RADIANT STORY OF CLASS STRUGGLE
Multi-talented Curtis Booth, known for his roles in dozens of top films, has lent his great gifts to the Elmhurst Community Theatre’s production of Flossie Finds Romance. The play is a gripping tale of the class struggle that occurs when management exploits labor.
Management, represented by Black Bart, played by Booth himself, and abetted by Montague Badnick, played by Nick Reynolds, keeps raising production quotas. The evil pair delights in creating harsh working conditions, such as making the workers in the pickle factory peel onions until their eyes are full of tears.
Not content with the exploitation of wage slavery, Black Bart also tries to seduce Flossie and Belle, played by Mabel Brown and Francine O’Reilly. Rupert Trueheart, played by Walter LeDoux, is a working class hero, who saves the girls from Black Bart’s evil clutches.

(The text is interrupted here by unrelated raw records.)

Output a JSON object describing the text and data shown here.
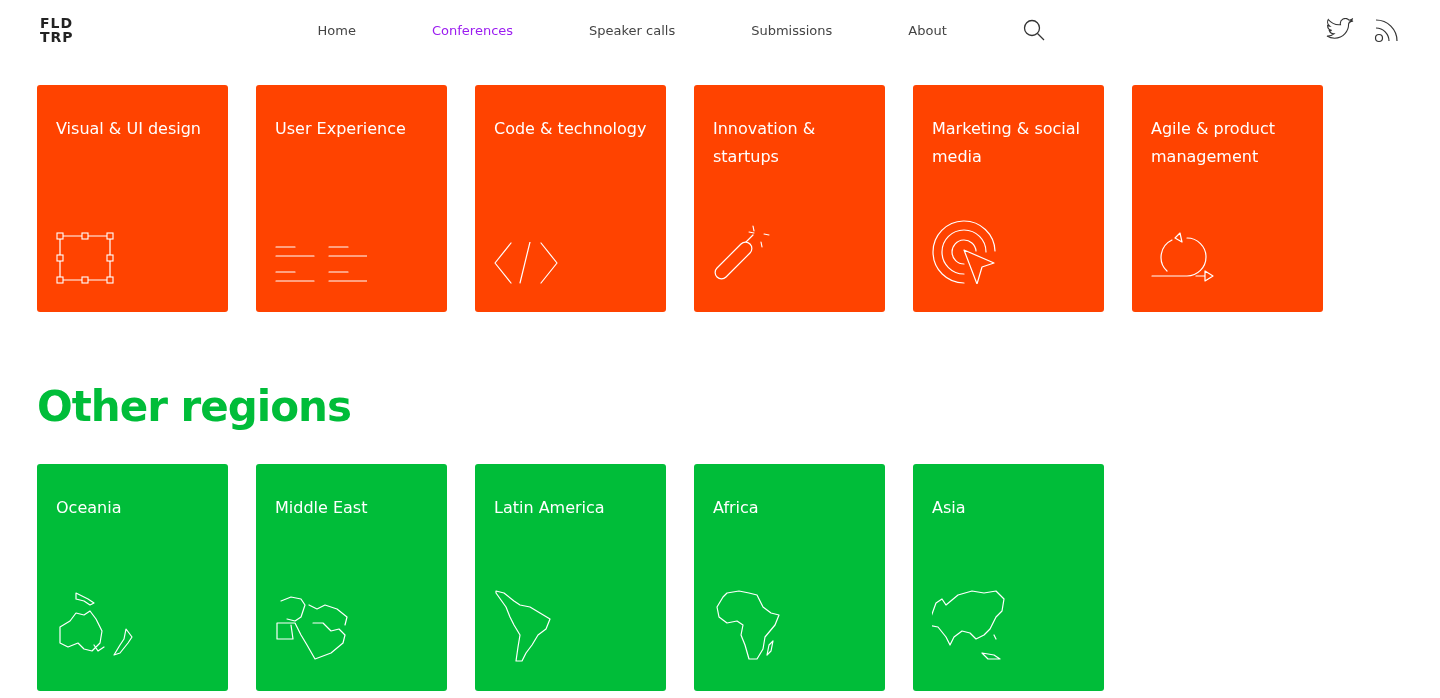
{
  "header": {
    "logo": [
      "FLD",
      "TRP"
    ],
    "nav": [
      {
        "label": "Home",
        "selected": false
      },
      {
        "label": "Conferences",
        "selected": true
      },
      {
        "label": "Speaker calls",
        "selected": false
      },
      {
        "label": "Submissions",
        "selected": false
      },
      {
        "label": "About",
        "selected": false
      }
    ]
  },
  "topics": [
    {
      "title": "Visual & UI design",
      "kind": "selection"
    },
    {
      "title": "User Experience",
      "kind": "lines"
    },
    {
      "title": "Code & technology",
      "kind": "code"
    },
    {
      "title": "Innovation & startups",
      "kind": "firecracker"
    },
    {
      "title": "Marketing & social media",
      "kind": "target"
    },
    {
      "title": "Agile & product management",
      "kind": "cycle"
    }
  ],
  "regions_heading": "Other regions",
  "regions": [
    {
      "title": "Oceania",
      "kind": "oceania"
    },
    {
      "title": "Middle East",
      "kind": "middle-east"
    },
    {
      "title": "Latin America",
      "kind": "latin-america"
    },
    {
      "title": "Africa",
      "kind": "africa"
    },
    {
      "title": "Asia",
      "kind": "asia"
    }
  ]
}
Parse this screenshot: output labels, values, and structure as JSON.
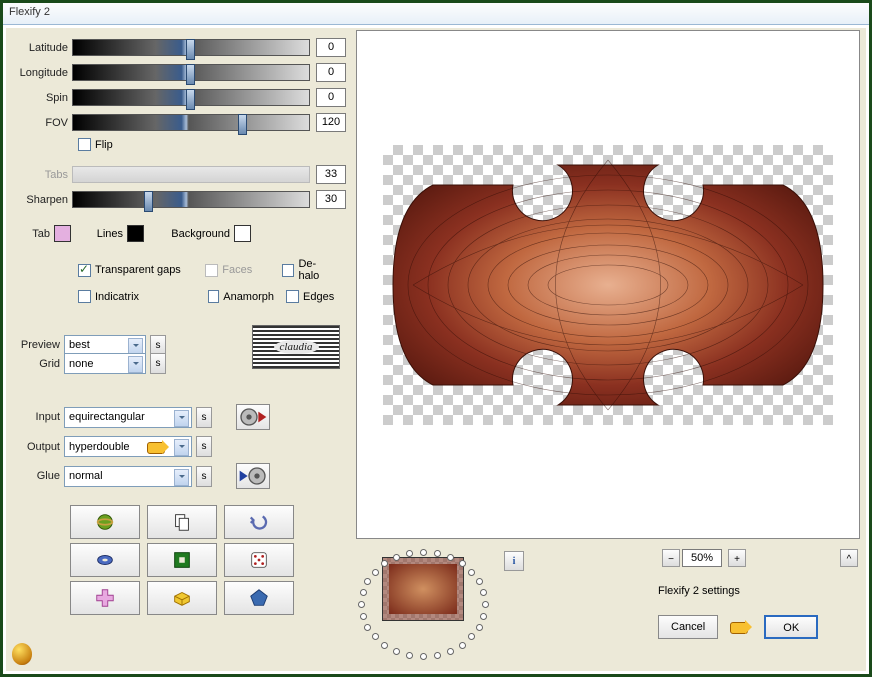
{
  "window": {
    "title": "Flexify 2"
  },
  "sliders": {
    "latitude": {
      "label": "Latitude",
      "value": "0"
    },
    "longitude": {
      "label": "Longitude",
      "value": "0"
    },
    "spin": {
      "label": "Spin",
      "value": "0"
    },
    "fov": {
      "label": "FOV",
      "value": "120"
    },
    "tabs": {
      "label": "Tabs",
      "value": "33"
    },
    "sharpen": {
      "label": "Sharpen",
      "value": "30"
    }
  },
  "checks": {
    "flip": "Flip",
    "transparent_gaps": "Transparent gaps",
    "faces": "Faces",
    "dehalo": "De-halo",
    "indicatrix": "Indicatrix",
    "anamorph": "Anamorph",
    "edges": "Edges"
  },
  "color_labels": {
    "tab": "Tab",
    "lines": "Lines",
    "background": "Background"
  },
  "colors": {
    "tab": "#e4b0e0",
    "lines": "#000000",
    "background": "#ffffff"
  },
  "preview_label": "Preview",
  "preview_value": "best",
  "grid_label": "Grid",
  "grid_value": "none",
  "input_label": "Input",
  "input_value": "equirectangular",
  "output_label": "Output",
  "output_value": "hyperdouble",
  "glue_label": "Glue",
  "glue_value": "normal",
  "logo": "claudia",
  "zoom": {
    "minus": "−",
    "value": "50%",
    "plus": "+"
  },
  "collapse": "^",
  "settings_text": "Flexify 2 settings",
  "buttons": {
    "cancel": "Cancel",
    "ok": "OK"
  },
  "info": "i",
  "reset_sym": "s"
}
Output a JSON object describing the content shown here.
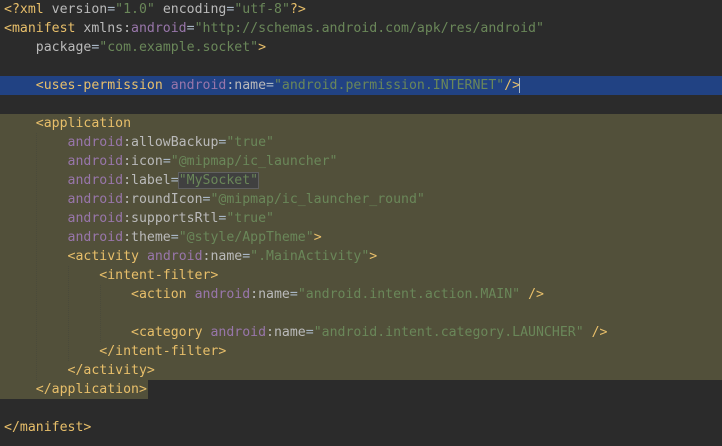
{
  "editor": {
    "language": "xml",
    "lines": [
      {
        "tokens": [
          [
            "decl",
            "<?xml "
          ],
          [
            "attr",
            "version"
          ],
          [
            "eq",
            "="
          ],
          [
            "val",
            "\"1.0\""
          ],
          [
            "punct",
            " "
          ],
          [
            "attr",
            "encoding"
          ],
          [
            "eq",
            "="
          ],
          [
            "val",
            "\"utf-8\""
          ],
          [
            "decl",
            "?>"
          ]
        ]
      },
      {
        "tokens": [
          [
            "tag",
            "<manifest "
          ],
          [
            "attr",
            "xmlns:"
          ],
          [
            "ns",
            "android"
          ],
          [
            "eq",
            "="
          ],
          [
            "val",
            "\"http://schemas.android.com/apk/res/android\""
          ]
        ]
      },
      {
        "tokens": [
          [
            "punct",
            "    "
          ],
          [
            "attr",
            "package"
          ],
          [
            "eq",
            "="
          ],
          [
            "val",
            "\"com.example.socket\""
          ],
          [
            "tag",
            ">"
          ]
        ]
      },
      {
        "tokens": []
      },
      {
        "hl": "blue",
        "tokens": [
          [
            "punct",
            "    "
          ],
          [
            "tag",
            "<uses-permission "
          ],
          [
            "ns",
            "android"
          ],
          [
            "attr",
            ":name"
          ],
          [
            "eq",
            "="
          ],
          [
            "val",
            "\"android.permission.INTERNET\""
          ],
          [
            "tag",
            "/>"
          ]
        ]
      },
      {
        "tokens": []
      },
      {
        "hl": "olive",
        "tokens": [
          [
            "punct",
            "    "
          ],
          [
            "tag",
            "<application"
          ]
        ]
      },
      {
        "hl": "olive",
        "tokens": [
          [
            "punct",
            "        "
          ],
          [
            "ns",
            "android"
          ],
          [
            "attr",
            ":allowBackup"
          ],
          [
            "eq",
            "="
          ],
          [
            "val",
            "\"true\""
          ]
        ]
      },
      {
        "hl": "olive",
        "tokens": [
          [
            "punct",
            "        "
          ],
          [
            "ns",
            "android"
          ],
          [
            "attr",
            ":icon"
          ],
          [
            "eq",
            "="
          ],
          [
            "val",
            "\"@mipmap/ic_launcher\""
          ]
        ]
      },
      {
        "hl": "olive",
        "tokens": [
          [
            "punct",
            "        "
          ],
          [
            "ns",
            "android"
          ],
          [
            "attr",
            ":label"
          ],
          [
            "eq",
            "="
          ],
          [
            "val",
            "\"MySocket\""
          ]
        ]
      },
      {
        "hl": "olive",
        "tokens": [
          [
            "punct",
            "        "
          ],
          [
            "ns",
            "android"
          ],
          [
            "attr",
            ":roundIcon"
          ],
          [
            "eq",
            "="
          ],
          [
            "val",
            "\"@mipmap/ic_launcher_round\""
          ]
        ]
      },
      {
        "hl": "olive",
        "tokens": [
          [
            "punct",
            "        "
          ],
          [
            "ns",
            "android"
          ],
          [
            "attr",
            ":supportsRtl"
          ],
          [
            "eq",
            "="
          ],
          [
            "val",
            "\"true\""
          ]
        ]
      },
      {
        "hl": "olive",
        "tokens": [
          [
            "punct",
            "        "
          ],
          [
            "ns",
            "android"
          ],
          [
            "attr",
            ":theme"
          ],
          [
            "eq",
            "="
          ],
          [
            "val",
            "\"@style/AppTheme\""
          ],
          [
            "tag",
            ">"
          ]
        ]
      },
      {
        "hl": "olive",
        "tokens": [
          [
            "punct",
            "        "
          ],
          [
            "tag",
            "<activity "
          ],
          [
            "ns",
            "android"
          ],
          [
            "attr",
            ":name"
          ],
          [
            "eq",
            "="
          ],
          [
            "val",
            "\".MainActivity\""
          ],
          [
            "tag",
            ">"
          ]
        ]
      },
      {
        "hl": "olive",
        "tokens": [
          [
            "punct",
            "            "
          ],
          [
            "tag",
            "<intent-filter>"
          ]
        ]
      },
      {
        "hl": "olive",
        "tokens": [
          [
            "punct",
            "                "
          ],
          [
            "tag",
            "<action "
          ],
          [
            "ns",
            "android"
          ],
          [
            "attr",
            ":name"
          ],
          [
            "eq",
            "="
          ],
          [
            "val",
            "\"android.intent.action.MAIN\""
          ],
          [
            "tag",
            " />"
          ]
        ]
      },
      {
        "hl": "olive",
        "tokens": []
      },
      {
        "hl": "olive",
        "tokens": [
          [
            "punct",
            "                "
          ],
          [
            "tag",
            "<category "
          ],
          [
            "ns",
            "android"
          ],
          [
            "attr",
            ":name"
          ],
          [
            "eq",
            "="
          ],
          [
            "val",
            "\"android.intent.category.LAUNCHER\""
          ],
          [
            "tag",
            " />"
          ]
        ]
      },
      {
        "hl": "olive",
        "tokens": [
          [
            "punct",
            "            "
          ],
          [
            "tag",
            "</intent-filter>"
          ]
        ]
      },
      {
        "hl": "olive",
        "tokens": [
          [
            "punct",
            "        "
          ],
          [
            "tag",
            "</activity>"
          ]
        ]
      },
      {
        "hl": "olive-part",
        "tokens": [
          [
            "punct",
            "    "
          ],
          [
            "tag",
            "</application>"
          ]
        ]
      },
      {
        "tokens": []
      },
      {
        "tokens": [
          [
            "tag",
            "</manifest>"
          ]
        ]
      }
    ]
  },
  "colors": {
    "background": "#2b2b2b",
    "selection_blue": "#214283",
    "selection_olive": "#52503a",
    "tag": "#e8bf6a",
    "namespace": "#9876aa",
    "string": "#6a8759",
    "text": "#a9b7c6"
  }
}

The turning point in the play comes when Montague Badnick recognizes the evil of capitalistic exploitation and switches sides. Good triumphs over evil and freedom over wage slavery as the workers prepare to go out on strike.
An especially adept directorial touch comes at the end of the play where the walls collapse around the actors on stage, symbolizing the collapse of capitalism and the triumph of the working class. As the walls fall down, Rupert Trueheart, the working class hero, shouts, “Workers of the world, unite! You have nothing to lose but your chains!”
Sometimes I think I’m the only sane person left in the world.